From 27th through 29th of March, a master class on contemporary art of lighting is run by a Dutch lighting designer Henk van der Geest. The focus of the master class is on constructing optical effects by digital as well as low tech technologies and working towards creating the desired image on stage. The master class is attended by both MA as well as BA students.
Henk van der Geest
Henk van der Geest started his career in the lighting department of Netherlands Opera and developed from technician to lighting designer by practice. Because there was (and is) no lighting design education available in the Netherlands he organised his study by visiting lighting designers through the United States. Upon his return he started a self-employed lighting design business in the Netherlands.
He has lit hundreds of productions in the fields of opera, dance, drama, musical and grand scale open-air / site specific productions.
At some point he was introduced to architectural lighting, more specific to lighting museums and exhibitions. Among those he is lighting the collections of the Rijksmuseum, the van Gogh Museum, Teylers Museum, Mauritshuis etc. Among those he was commissioned to light the worlds most expensive piece of art: ‘For the Love of God’, the Diamond Skull of Damien Hirst, exhibited in the Rijksmuseum in Amsterdam.

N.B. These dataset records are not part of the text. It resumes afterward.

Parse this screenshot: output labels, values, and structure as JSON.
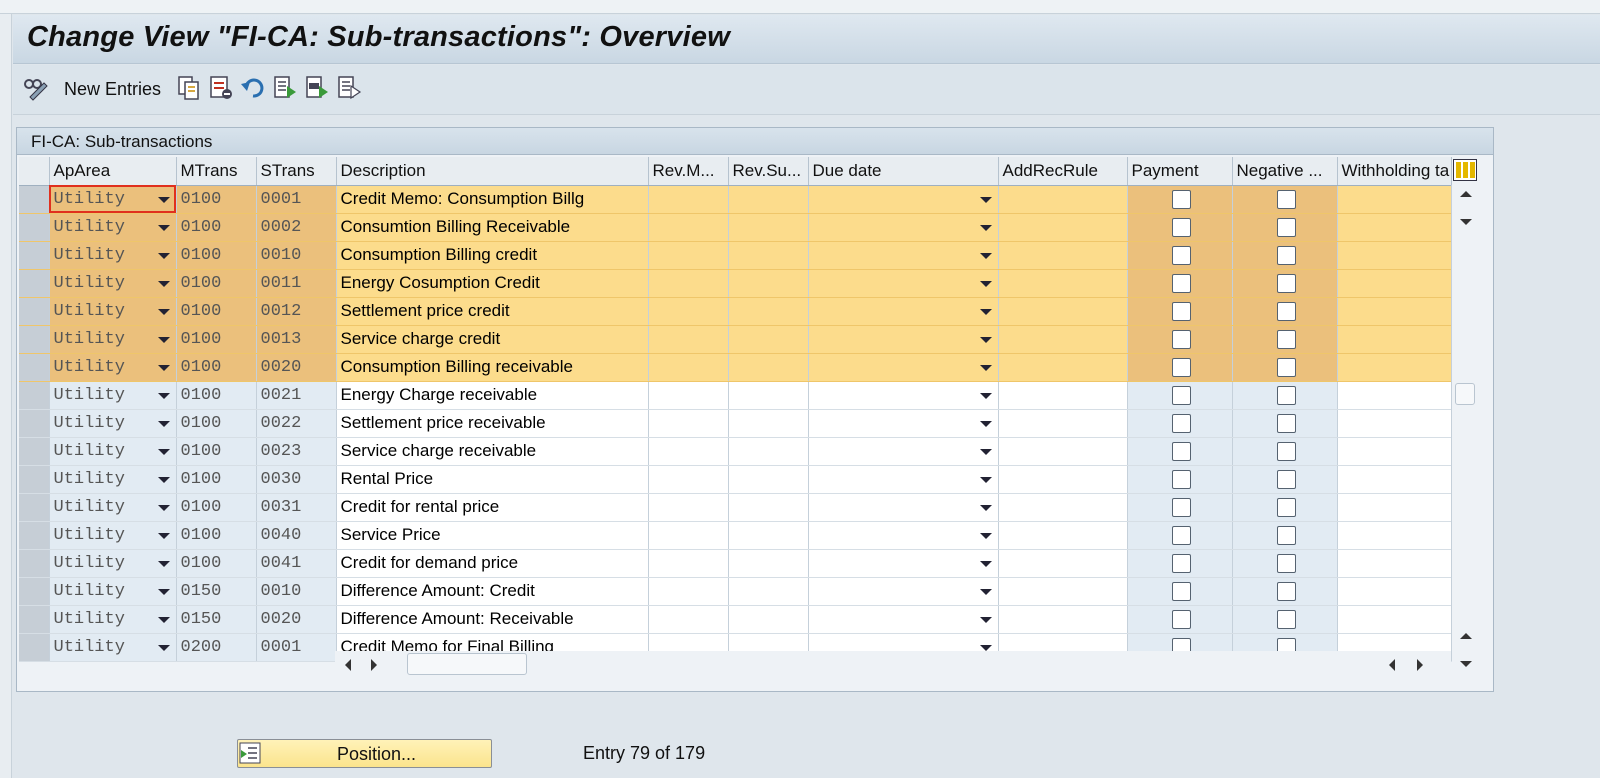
{
  "window": {
    "title": "Change View \"FI-CA: Sub-transactions\": Overview"
  },
  "toolbar": {
    "new_entries_label": "New Entries",
    "icons": [
      "display-change-icon",
      "copy-as-icon",
      "delete-icon",
      "undo-icon",
      "select-all-icon",
      "select-block-icon",
      "deselect-all-icon"
    ]
  },
  "table": {
    "title": "FI-CA: Sub-transactions",
    "columns": [
      "ApArea",
      "MTrans",
      "STrans",
      "Description",
      "Rev.M...",
      "Rev.Su...",
      "Due date",
      "AddRecRule",
      "Payment",
      "Negative ...",
      "Withholding ta"
    ],
    "rows": [
      {
        "aparea": "Utility",
        "mtrans": "0100",
        "strans": "0001",
        "description": "Credit Memo: Consumption Billg",
        "selected": true
      },
      {
        "aparea": "Utility",
        "mtrans": "0100",
        "strans": "0002",
        "description": "Consumtion Billing Receivable",
        "selected": true
      },
      {
        "aparea": "Utility",
        "mtrans": "0100",
        "strans": "0010",
        "description": "Consumption Billing credit",
        "selected": true
      },
      {
        "aparea": "Utility",
        "mtrans": "0100",
        "strans": "0011",
        "description": "Energy Cosumption Credit",
        "selected": true
      },
      {
        "aparea": "Utility",
        "mtrans": "0100",
        "strans": "0012",
        "description": "Settlement price credit",
        "selected": true
      },
      {
        "aparea": "Utility",
        "mtrans": "0100",
        "strans": "0013",
        "description": "Service charge credit",
        "selected": true
      },
      {
        "aparea": "Utility",
        "mtrans": "0100",
        "strans": "0020",
        "description": "Consumption Billing receivable",
        "selected": true
      },
      {
        "aparea": "Utility",
        "mtrans": "0100",
        "strans": "0021",
        "description": "Energy Charge receivable",
        "selected": false
      },
      {
        "aparea": "Utility",
        "mtrans": "0100",
        "strans": "0022",
        "description": "Settlement price receivable",
        "selected": false
      },
      {
        "aparea": "Utility",
        "mtrans": "0100",
        "strans": "0023",
        "description": "Service charge receivable",
        "selected": false
      },
      {
        "aparea": "Utility",
        "mtrans": "0100",
        "strans": "0030",
        "description": "Rental Price",
        "selected": false
      },
      {
        "aparea": "Utility",
        "mtrans": "0100",
        "strans": "0031",
        "description": "Credit for rental price",
        "selected": false
      },
      {
        "aparea": "Utility",
        "mtrans": "0100",
        "strans": "0040",
        "description": "Service Price",
        "selected": false
      },
      {
        "aparea": "Utility",
        "mtrans": "0100",
        "strans": "0041",
        "description": "Credit for demand price",
        "selected": false
      },
      {
        "aparea": "Utility",
        "mtrans": "0150",
        "strans": "0010",
        "description": "Difference Amount: Credit",
        "selected": false
      },
      {
        "aparea": "Utility",
        "mtrans": "0150",
        "strans": "0020",
        "description": "Difference Amount: Receivable",
        "selected": false
      },
      {
        "aparea": "Utility",
        "mtrans": "0200",
        "strans": "0001",
        "description": "Credit Memo for Final Billing",
        "selected": false
      }
    ]
  },
  "footer": {
    "position_label": "Position...",
    "entry_text": "Entry 79 of 179"
  },
  "colors": {
    "selected_row": "#fcdc8c",
    "selected_key": "#ebc07c",
    "key_column": "#e2ebf3",
    "position_button": "#fbe48d"
  }
}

Experiencing the lack of education in the field of the ‘art of lighting’, he founded iLo, an institute for Lighting Design that is providing coaching for emerging lighting designers; for people that already made their first steps in the lighting-field, confronted with artistic challenges that they never realized from the beginning of their career.
Henk van der Geest is combining theatrical and architectural lighting design with educating but all comes back to one artistic vision of his work. He is approaching all projects from the dramaturgic, to ensure that the content of the lighting is matching with the context of the subject. When you light a Rembrandt painting, you need to know his brushes.
Henk van der Geest served one term in the EC of OISTAT and is head of the Lighting Design Working Group of that association. He has received the prestigious ‘Frits van den Haspel Award’ from the VPT for his achievement in lighting in the Netherlands.